Trump pressured top Justice Department officials on the Dec. 27 phone call with then-Acting Attorney General Jeffrey Rosen and his second-in-command, Richard Donoghue, part of an effort to reverse Joe Biden's win.

Donoghue memorialized the conversation in the handwritten notes, which the House Oversight Committee made public Friday. The committee is investigating Trump's efforts to push false claims about the election in a bid to overturn the results and remain in office.

In response to being told the Justice Department "can't" and "won't snap its fingers" to change the outcome of an election, Trump is quoted in the notes as saying: "Don’t expect you to do that, just say that the election was corrupt" and "leave the rest to me and the R. Congressmen."

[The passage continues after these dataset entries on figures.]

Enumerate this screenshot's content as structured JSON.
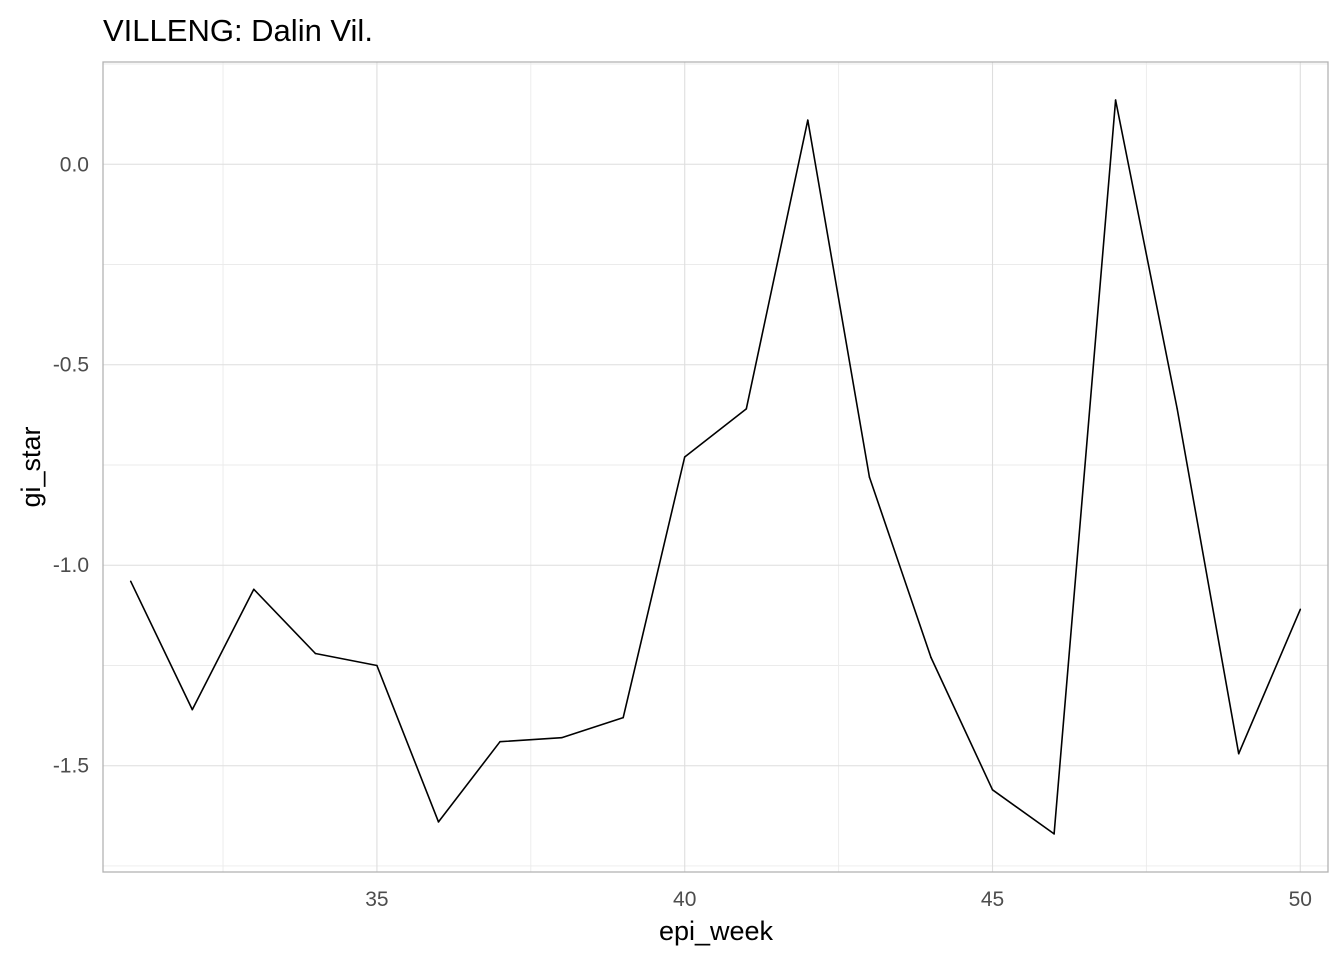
{
  "chart_data": {
    "type": "line",
    "title": "VILLENG: Dalin Vil.",
    "xlabel": "epi_week",
    "ylabel": "gi_star",
    "xlim": [
      30.55,
      50.45
    ],
    "ylim": [
      -1.765,
      0.255
    ],
    "x_ticks": [
      35,
      40,
      45,
      50
    ],
    "x_tick_labels": [
      "35",
      "40",
      "45",
      "50"
    ],
    "x_minor_ticks": [
      32.5,
      37.5,
      42.5,
      47.5
    ],
    "y_ticks": [
      0.0,
      -0.5,
      -1.0,
      -1.5
    ],
    "y_tick_labels": [
      "0.0",
      "-0.5",
      "-1.0",
      "-1.5"
    ],
    "y_minor_ticks": [
      0.25,
      -0.25,
      -0.75,
      -1.25,
      -1.75
    ],
    "grid": true,
    "legend": "none",
    "series": [
      {
        "color": "#000000",
        "x": [
          31,
          32,
          33,
          34,
          35,
          36,
          37,
          38,
          39,
          40,
          41,
          42,
          43,
          44,
          45,
          46,
          47,
          48,
          49,
          50
        ],
        "y": [
          -1.04,
          -1.36,
          -1.06,
          -1.22,
          -1.25,
          -1.64,
          -1.44,
          -1.43,
          -1.38,
          -0.73,
          -0.61,
          0.11,
          -0.78,
          -1.23,
          -1.56,
          -1.67,
          0.16,
          -0.61,
          -1.47,
          -1.11
        ]
      }
    ]
  }
}
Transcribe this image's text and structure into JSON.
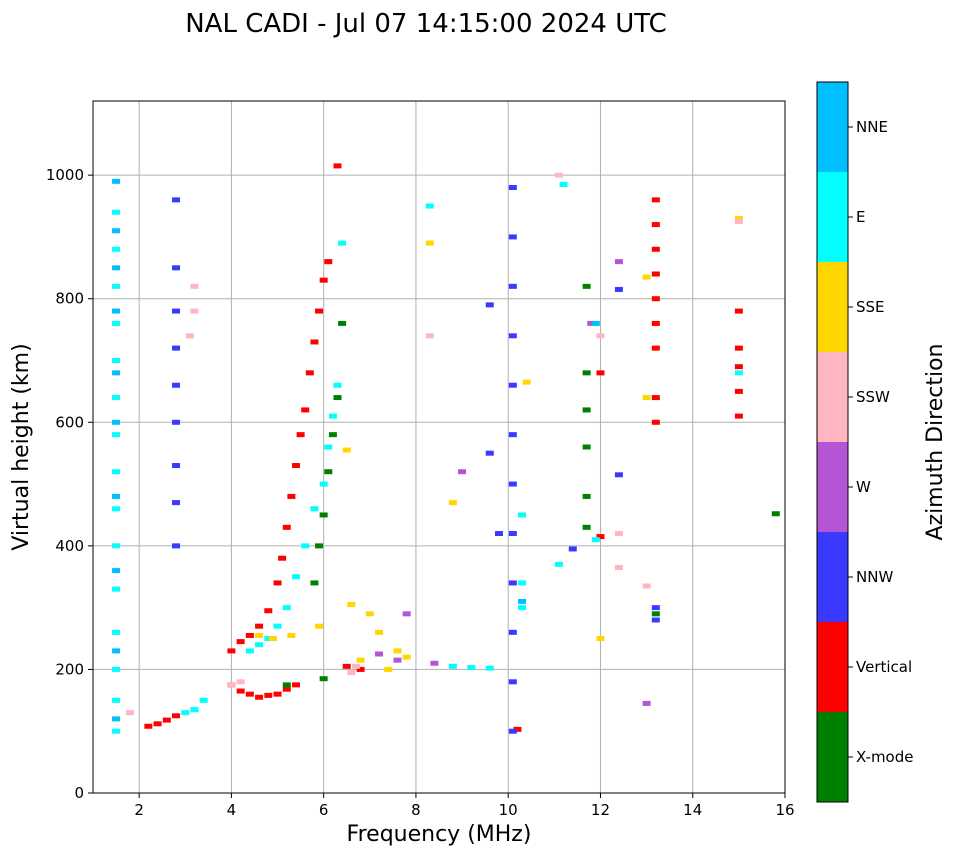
{
  "chart_data": {
    "type": "scatter",
    "title": "NAL CADI - Jul 07 14:15:00 2024 UTC",
    "xlabel": "Frequency (MHz)",
    "ylabel": "Virtual height (km)",
    "xlim": [
      1,
      16
    ],
    "ylim": [
      0,
      1120
    ],
    "xticks": [
      2,
      4,
      6,
      8,
      10,
      12,
      14,
      16
    ],
    "yticks": [
      0,
      200,
      400,
      600,
      800,
      1000
    ],
    "grid": true,
    "colorbar": {
      "title": "Azimuth Direction",
      "categories": [
        {
          "name": "X-mode",
          "color": "#008000"
        },
        {
          "name": "Vertical",
          "color": "#ff0000"
        },
        {
          "name": "NNW",
          "color": "#3a3aff"
        },
        {
          "name": "W",
          "color": "#b455d6"
        },
        {
          "name": "SSW",
          "color": "#ffb6c1"
        },
        {
          "name": "SSE",
          "color": "#ffd700"
        },
        {
          "name": "E",
          "color": "#00ffff"
        },
        {
          "name": "NNE",
          "color": "#00bfff"
        }
      ]
    },
    "series": [
      {
        "name": "Vertical",
        "color": "#ff0000",
        "points": [
          [
            2.2,
            108
          ],
          [
            2.4,
            112
          ],
          [
            2.6,
            118
          ],
          [
            2.8,
            125
          ],
          [
            4.0,
            175
          ],
          [
            4.2,
            165
          ],
          [
            4.4,
            160
          ],
          [
            4.6,
            155
          ],
          [
            4.8,
            158
          ],
          [
            5.0,
            160
          ],
          [
            5.2,
            168
          ],
          [
            5.4,
            175
          ],
          [
            4.0,
            230
          ],
          [
            4.2,
            245
          ],
          [
            4.4,
            255
          ],
          [
            4.6,
            270
          ],
          [
            4.8,
            295
          ],
          [
            5.0,
            340
          ],
          [
            5.1,
            380
          ],
          [
            5.2,
            430
          ],
          [
            5.3,
            480
          ],
          [
            5.4,
            530
          ],
          [
            5.5,
            580
          ],
          [
            5.6,
            620
          ],
          [
            5.7,
            680
          ],
          [
            5.8,
            730
          ],
          [
            5.9,
            780
          ],
          [
            6.0,
            830
          ],
          [
            6.1,
            860
          ],
          [
            6.5,
            205
          ],
          [
            6.8,
            200
          ],
          [
            10.2,
            103
          ],
          [
            12.0,
            415
          ],
          [
            12.0,
            680
          ],
          [
            13.2,
            600
          ],
          [
            13.2,
            640
          ],
          [
            13.2,
            720
          ],
          [
            13.2,
            760
          ],
          [
            13.2,
            800
          ],
          [
            13.2,
            840
          ],
          [
            13.2,
            880
          ],
          [
            13.2,
            920
          ],
          [
            13.2,
            960
          ],
          [
            15.0,
            610
          ],
          [
            15.0,
            650
          ],
          [
            15.0,
            690
          ],
          [
            15.0,
            720
          ],
          [
            15.0,
            780
          ],
          [
            6.3,
            1015
          ]
        ]
      },
      {
        "name": "E",
        "color": "#00ffff",
        "points": [
          [
            1.5,
            100
          ],
          [
            1.5,
            150
          ],
          [
            1.5,
            200
          ],
          [
            1.5,
            260
          ],
          [
            1.5,
            330
          ],
          [
            1.5,
            400
          ],
          [
            1.5,
            460
          ],
          [
            1.5,
            520
          ],
          [
            1.5,
            580
          ],
          [
            1.5,
            640
          ],
          [
            1.5,
            700
          ],
          [
            1.5,
            760
          ],
          [
            1.5,
            820
          ],
          [
            1.5,
            880
          ],
          [
            1.5,
            940
          ],
          [
            3.0,
            130
          ],
          [
            3.2,
            135
          ],
          [
            3.4,
            150
          ],
          [
            4.4,
            230
          ],
          [
            4.6,
            240
          ],
          [
            4.8,
            250
          ],
          [
            5.0,
            270
          ],
          [
            5.2,
            300
          ],
          [
            5.4,
            350
          ],
          [
            5.6,
            400
          ],
          [
            5.8,
            460
          ],
          [
            6.0,
            500
          ],
          [
            6.1,
            560
          ],
          [
            6.2,
            610
          ],
          [
            6.3,
            660
          ],
          [
            8.8,
            205
          ],
          [
            9.2,
            203
          ],
          [
            9.6,
            202
          ],
          [
            10.3,
            300
          ],
          [
            10.3,
            340
          ],
          [
            10.3,
            450
          ],
          [
            11.1,
            370
          ],
          [
            11.2,
            985
          ],
          [
            11.9,
            410
          ],
          [
            15.0,
            680
          ],
          [
            8.3,
            950
          ],
          [
            6.4,
            890
          ]
        ]
      },
      {
        "name": "SSE",
        "color": "#ffd700",
        "points": [
          [
            4.6,
            255
          ],
          [
            4.9,
            250
          ],
          [
            5.3,
            255
          ],
          [
            5.9,
            270
          ],
          [
            6.6,
            305
          ],
          [
            7.0,
            290
          ],
          [
            7.2,
            260
          ],
          [
            7.6,
            230
          ],
          [
            7.8,
            220
          ],
          [
            6.8,
            215
          ],
          [
            7.4,
            200
          ],
          [
            8.8,
            470
          ],
          [
            12.0,
            250
          ],
          [
            13.0,
            640
          ],
          [
            13.0,
            835
          ],
          [
            15.0,
            930
          ],
          [
            8.3,
            890
          ],
          [
            10.4,
            665
          ],
          [
            6.5,
            555
          ]
        ]
      },
      {
        "name": "SSW",
        "color": "#ffb6c1",
        "points": [
          [
            1.8,
            130
          ],
          [
            3.1,
            740
          ],
          [
            3.2,
            780
          ],
          [
            3.2,
            820
          ],
          [
            4.0,
            175
          ],
          [
            4.2,
            180
          ],
          [
            6.6,
            195
          ],
          [
            6.7,
            205
          ],
          [
            11.1,
            1000
          ],
          [
            12.4,
            365
          ],
          [
            12.4,
            420
          ],
          [
            13.0,
            335
          ],
          [
            15.0,
            925
          ],
          [
            8.3,
            740
          ],
          [
            12.0,
            740
          ]
        ]
      },
      {
        "name": "W",
        "color": "#b455d6",
        "points": [
          [
            7.2,
            225
          ],
          [
            7.6,
            215
          ],
          [
            8.4,
            210
          ],
          [
            9.0,
            520
          ],
          [
            12.4,
            860
          ],
          [
            13.0,
            145
          ],
          [
            11.8,
            760
          ],
          [
            7.8,
            290
          ]
        ]
      },
      {
        "name": "NNW",
        "color": "#3a3aff",
        "points": [
          [
            2.8,
            400
          ],
          [
            2.8,
            470
          ],
          [
            2.8,
            530
          ],
          [
            2.8,
            600
          ],
          [
            2.8,
            660
          ],
          [
            2.8,
            720
          ],
          [
            2.8,
            780
          ],
          [
            2.8,
            850
          ],
          [
            2.8,
            960
          ],
          [
            10.1,
            100
          ],
          [
            10.1,
            180
          ],
          [
            10.1,
            260
          ],
          [
            10.1,
            340
          ],
          [
            10.1,
            420
          ],
          [
            10.1,
            500
          ],
          [
            10.1,
            580
          ],
          [
            10.1,
            660
          ],
          [
            10.1,
            740
          ],
          [
            10.1,
            820
          ],
          [
            10.1,
            900
          ],
          [
            10.1,
            980
          ],
          [
            13.2,
            280
          ],
          [
            13.2,
            300
          ],
          [
            11.4,
            395
          ],
          [
            12.4,
            515
          ],
          [
            12.4,
            815
          ],
          [
            9.6,
            550
          ],
          [
            9.6,
            790
          ],
          [
            9.8,
            420
          ]
        ]
      },
      {
        "name": "X-mode",
        "color": "#008000",
        "points": [
          [
            5.2,
            175
          ],
          [
            6.0,
            185
          ],
          [
            5.8,
            340
          ],
          [
            5.9,
            400
          ],
          [
            6.0,
            450
          ],
          [
            6.1,
            520
          ],
          [
            6.2,
            580
          ],
          [
            6.3,
            640
          ],
          [
            6.4,
            760
          ],
          [
            11.7,
            430
          ],
          [
            11.7,
            480
          ],
          [
            11.7,
            560
          ],
          [
            11.7,
            620
          ],
          [
            11.7,
            680
          ],
          [
            11.7,
            820
          ],
          [
            13.2,
            290
          ],
          [
            15.8,
            452
          ]
        ]
      },
      {
        "name": "NNE",
        "color": "#00bfff",
        "points": [
          [
            1.5,
            990
          ],
          [
            1.5,
            910
          ],
          [
            1.5,
            850
          ],
          [
            1.5,
            780
          ],
          [
            1.5,
            680
          ],
          [
            1.5,
            600
          ],
          [
            1.5,
            480
          ],
          [
            1.5,
            360
          ],
          [
            1.5,
            230
          ],
          [
            1.5,
            120
          ],
          [
            11.9,
            760
          ],
          [
            10.3,
            310
          ]
        ]
      }
    ]
  }
}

Trump added: "We have an obligation to tell people that this was an illegal, corrupt election," according to Donoghue's notes.

Though Donoghue doesn't name lawmakers referenced in that comment, at other times in the conversation, he notes Trump referring to Reps. Jim Jordan, R-Ohio, and Scott Perry, R-Pa., and Sen. Ron Johnson, R-Wis.

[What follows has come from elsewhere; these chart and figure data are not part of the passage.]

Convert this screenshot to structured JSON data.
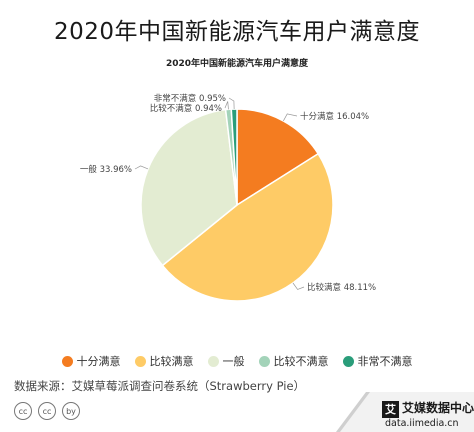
{
  "header": {
    "title": "2020年中国新能源汽车用户满意度"
  },
  "chart_data": {
    "type": "pie",
    "title": "2020年中国新能源汽车用户满意度",
    "slices": [
      {
        "name": "十分满意",
        "value": 16.04,
        "label": "十分满意 16.04%",
        "color": "#f47c20"
      },
      {
        "name": "比较满意",
        "value": 48.11,
        "label": "比较满意 48.11%",
        "color": "#fecb66"
      },
      {
        "name": "一般",
        "value": 33.96,
        "label": "一般 33.96%",
        "color": "#e3ecd2"
      },
      {
        "name": "比较不满意",
        "value": 0.94,
        "label": "比较不满意 0.94%",
        "color": "#a3d3b9"
      },
      {
        "name": "非常不满意",
        "value": 0.95,
        "label": "非常不满意 0.95%",
        "color": "#2a9d7a"
      }
    ],
    "legend_position": "bottom"
  },
  "footer": {
    "source": "数据来源：艾媒草莓派调查问卷系统（Strawberry Pie）",
    "cc_icons": [
      "cc",
      "cc",
      "by"
    ],
    "brand_logo": "艾",
    "brand_name": "艾媒数据中心",
    "brand_url": "data.iimedia.cn"
  }
}
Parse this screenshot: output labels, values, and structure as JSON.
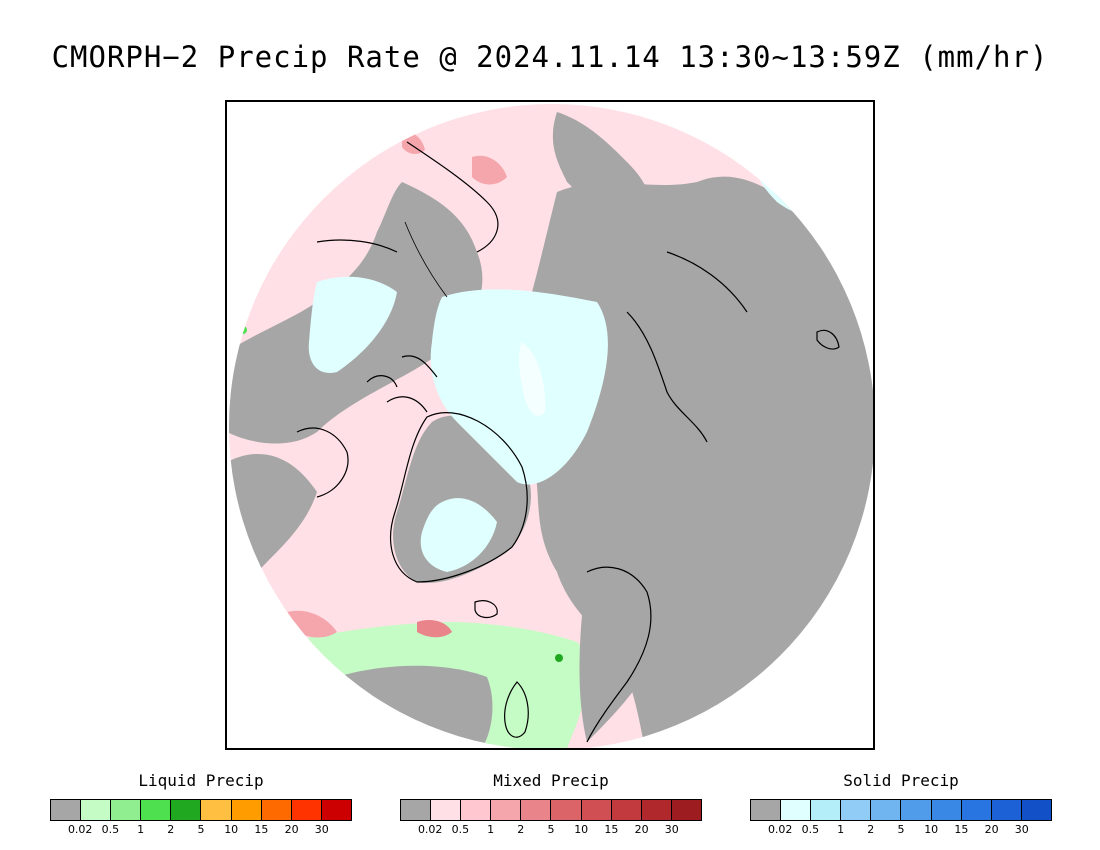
{
  "title": "CMORPH−2 Precip Rate @ 2024.11.14 13:30~13:59Z (mm/hr)",
  "colors": {
    "no_precip": "#a6a6a6",
    "liquid": [
      "#a6a6a6",
      "#c5fbc5",
      "#90ee90",
      "#4fe04f",
      "#20a820",
      "#ffbf40",
      "#ff9c00",
      "#ff6a00",
      "#ff3300",
      "#cc0000"
    ],
    "mixed": [
      "#a6a6a6",
      "#ffe0e6",
      "#ffc8d0",
      "#f5a6ad",
      "#e8848a",
      "#db6468",
      "#cf4f53",
      "#c23a3e",
      "#b0282c",
      "#9c1c20"
    ],
    "solid": [
      "#a6a6a6",
      "#e0ffff",
      "#b4eef8",
      "#90ccf5",
      "#70b4f0",
      "#509cea",
      "#3a88e6",
      "#2874e0",
      "#1c62d6",
      "#1250c8"
    ]
  },
  "legends": [
    {
      "title": "Liquid Precip",
      "ticks": [
        "0.02",
        "0.5",
        "1",
        "2",
        "5",
        "10",
        "15",
        "20",
        "30"
      ]
    },
    {
      "title": "Mixed Precip",
      "ticks": [
        "0.02",
        "0.5",
        "1",
        "2",
        "5",
        "10",
        "15",
        "20",
        "30"
      ]
    },
    {
      "title": "Solid Precip",
      "ticks": [
        "0.02",
        "0.5",
        "1",
        "2",
        "5",
        "10",
        "15",
        "20",
        "30"
      ]
    }
  ]
}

"These handwritten notes show that President Trump directly instructed our nation’s top law enforcement agency to take steps to overturn a free and fair election in the final days of his presidency," House Oversight Committee Chairwoman Carolyn Maloney, D-N.Y., said in a statement regarding the documents her committee obtained. "The Committee has begun scheduling interviews with key witnesses to investigate the full extent of the former president’s corruption, and I will exercise every tool at my disposal to ensure all witness testimony is secured without delay."

Throughout the conversation, which took place less than two weeks before the Jan. 6 riot at the Capitol, Trump said the Justice Department was "failing" in its role, that "people are angry" and "blaming" it "for inaction," according to Donoghue's notes.

"You guys may not be following the internet the way I do," Trump said, according to the notes.

Rosen and Donoghue said repeatedly on the call that the allegations of voter fraud were false.

According to Donoghue's notes, the men told Trump they had done hundreds of interviews as part of dozens of probes and that his allegations across a number of swing states were not supported by evidence.

They told Trump "flat out" he was getting false information or the claims were "just not supported by the evidence."

The Justice Department provided the notes to Maloney's committee, which is probing the Trump administration's efforts to overturn last fall's election.

Last month, the House Oversight Committee released emails provided to it by the Justice Department detailing Trump's repeated efforts to reverse his loss. Those emails showed then-White House chief of staff Mark Meadows emailing Rosen a translated document from a person in Italy who claimed without evidence that he had "direct knowledge" of a plot that involved Italians changing the election results and then loading them into "military satellites."

On Jan. 1, Meadows emailed department leaders about the Italy conspiracy claim and complaints in Georgia and New Mexico, a state Trump lost by more than 10 points. "Pure insanity," Donoghue wrote to Rosen of the effort.